A rendere l’estate tanto amata – oltre al più o meno piacevole caldo, a seconda dei punti di vista – è la leggerezza con cui la si vive, la libertà che regala, quest’anno più attesa che mai. Dopo mesi di reclusione è stato semplice abbandonarsi alla speranza di un’estate infinita, con molte uscite e solo qualche mascherina. Il divario fra le aspettative concrete e le speranze sulla realtà che viviamo oggi era talmente ampio da costringerci a scegliere fra le due: abbiamo ceduto al fascino della speranza. Abbiamo lasciato che ci accecasse e consumasse al punto che adesso non ce n’è più. Sta accadendo il peggio che potevamo immaginare e, come se non bastasse, non è la prima volta.
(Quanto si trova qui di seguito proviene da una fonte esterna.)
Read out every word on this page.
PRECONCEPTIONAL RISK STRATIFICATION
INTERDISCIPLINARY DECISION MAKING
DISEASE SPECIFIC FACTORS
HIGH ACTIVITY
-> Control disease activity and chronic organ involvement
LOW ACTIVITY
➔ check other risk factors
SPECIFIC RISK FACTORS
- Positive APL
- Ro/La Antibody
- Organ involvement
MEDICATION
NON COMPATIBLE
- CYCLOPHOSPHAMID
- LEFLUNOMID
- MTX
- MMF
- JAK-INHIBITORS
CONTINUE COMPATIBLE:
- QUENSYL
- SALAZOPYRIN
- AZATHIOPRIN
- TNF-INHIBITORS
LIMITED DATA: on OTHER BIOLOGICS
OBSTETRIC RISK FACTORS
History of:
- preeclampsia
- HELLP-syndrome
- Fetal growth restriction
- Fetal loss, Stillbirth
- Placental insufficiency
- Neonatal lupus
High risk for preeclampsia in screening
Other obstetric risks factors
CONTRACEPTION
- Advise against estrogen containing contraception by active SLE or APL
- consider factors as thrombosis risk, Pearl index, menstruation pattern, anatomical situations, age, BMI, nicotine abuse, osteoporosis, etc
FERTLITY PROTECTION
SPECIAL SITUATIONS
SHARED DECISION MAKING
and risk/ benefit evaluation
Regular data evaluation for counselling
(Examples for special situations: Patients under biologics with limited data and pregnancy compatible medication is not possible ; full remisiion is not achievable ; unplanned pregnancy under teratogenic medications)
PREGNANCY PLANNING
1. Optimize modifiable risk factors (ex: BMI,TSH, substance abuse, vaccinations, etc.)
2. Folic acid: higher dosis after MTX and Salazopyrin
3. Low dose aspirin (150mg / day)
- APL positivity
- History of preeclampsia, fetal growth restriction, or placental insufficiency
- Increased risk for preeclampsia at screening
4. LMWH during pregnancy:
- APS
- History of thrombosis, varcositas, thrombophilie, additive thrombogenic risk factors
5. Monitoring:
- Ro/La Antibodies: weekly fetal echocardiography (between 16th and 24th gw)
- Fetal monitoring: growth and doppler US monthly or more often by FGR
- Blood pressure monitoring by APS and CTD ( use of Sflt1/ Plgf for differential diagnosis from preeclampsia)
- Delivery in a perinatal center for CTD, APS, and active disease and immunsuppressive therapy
I nostri cervelli sono programmati per cercare modelli, schemi, ripetizioni. Anche quando non ce ne sono e anche se non si ha il controllo su ciò che accade intorno a noi. Rivivere le condizioni sperimentate la scorsa primavera contribuisce a rafforzare l’idea di trovarci in una nuova realtà da accettare al più presto, destinata a ripetersi ciclicamente. In fondo però, siamo fortunati: cent’anni fa, non solo la medicina era ampiamente indietro rispetto ad oggi, ma il nemico, oltre ad essere invisibile, era incomprensibile per la maggior parte delle persone. Altro che negazionisti, all’epoca dell’epidemia spagnola a San Francisco nacque una vera e propria “Lega anti-mascherine”. Ma la differenza più importante è la tecnologia. Se avessimo dovuto affrontare il coronavirus solo dieci anni fa, lo smart working sarebbe stato decisamente più complicato. Per non parlare della didattica a distanza. I più anziani raccontano ancora di quando, durante la seconda guerra mondiale, chi riusciva a permettersi i libri scolastici veniva considerato fortunatissimo: erano l’unica risorsa che permetteva di provare a sostituire gli insegnanti. Ecco, quella risorsa irrinunciabile per noi è diventata la tecnologia. Non dimentichiamo però che anche la tecnologia ha i suoi limiti, primo tra tutti il fatto di esserne circondati, senza saperla usare davvero. Soprattutto per i giovani, tecnologia vuol dire social network. Vuol dire quindi essere convinti di conoscere le vite degli altri attraverso i loro post, le loro storie. Vuol dire individuare sconosciuti come modelli da seguire; usare i contenuti di coetanei come misura di se stessi, senza sapere in fondo nulla di una vita di cui non viene mostrata che una parte minuscola, tendenzialmente positiva ma insignificante. Sì, perché del resto, chi aprirebbe Instagram per comunicare al mondo che il proprio capo è un idiota? Che ha litigato con quell’egoista dell’amico? Che ha trattato male la sorella e non sa come scusarsi? Che la mattina si sveglia e non ha voglia di iniziare la giornata? Questo, ultimamente, capita sempre più spesso: ci si sveglia e non si vuole iniziare la giornata. Tutti sentono la fatica, ma sembra che nessuno ne voglia parlare, nemmeno nella realtà, figurarsi su Instagram. È un malessere comune che ci ostiniamo ad ignorare. Eppure prima riusciremo a guardarlo dritto in faccia, meglio sarà.
Va tutto male. Andrà tutto male. Per un po’. Non per sempre, ma per un po’.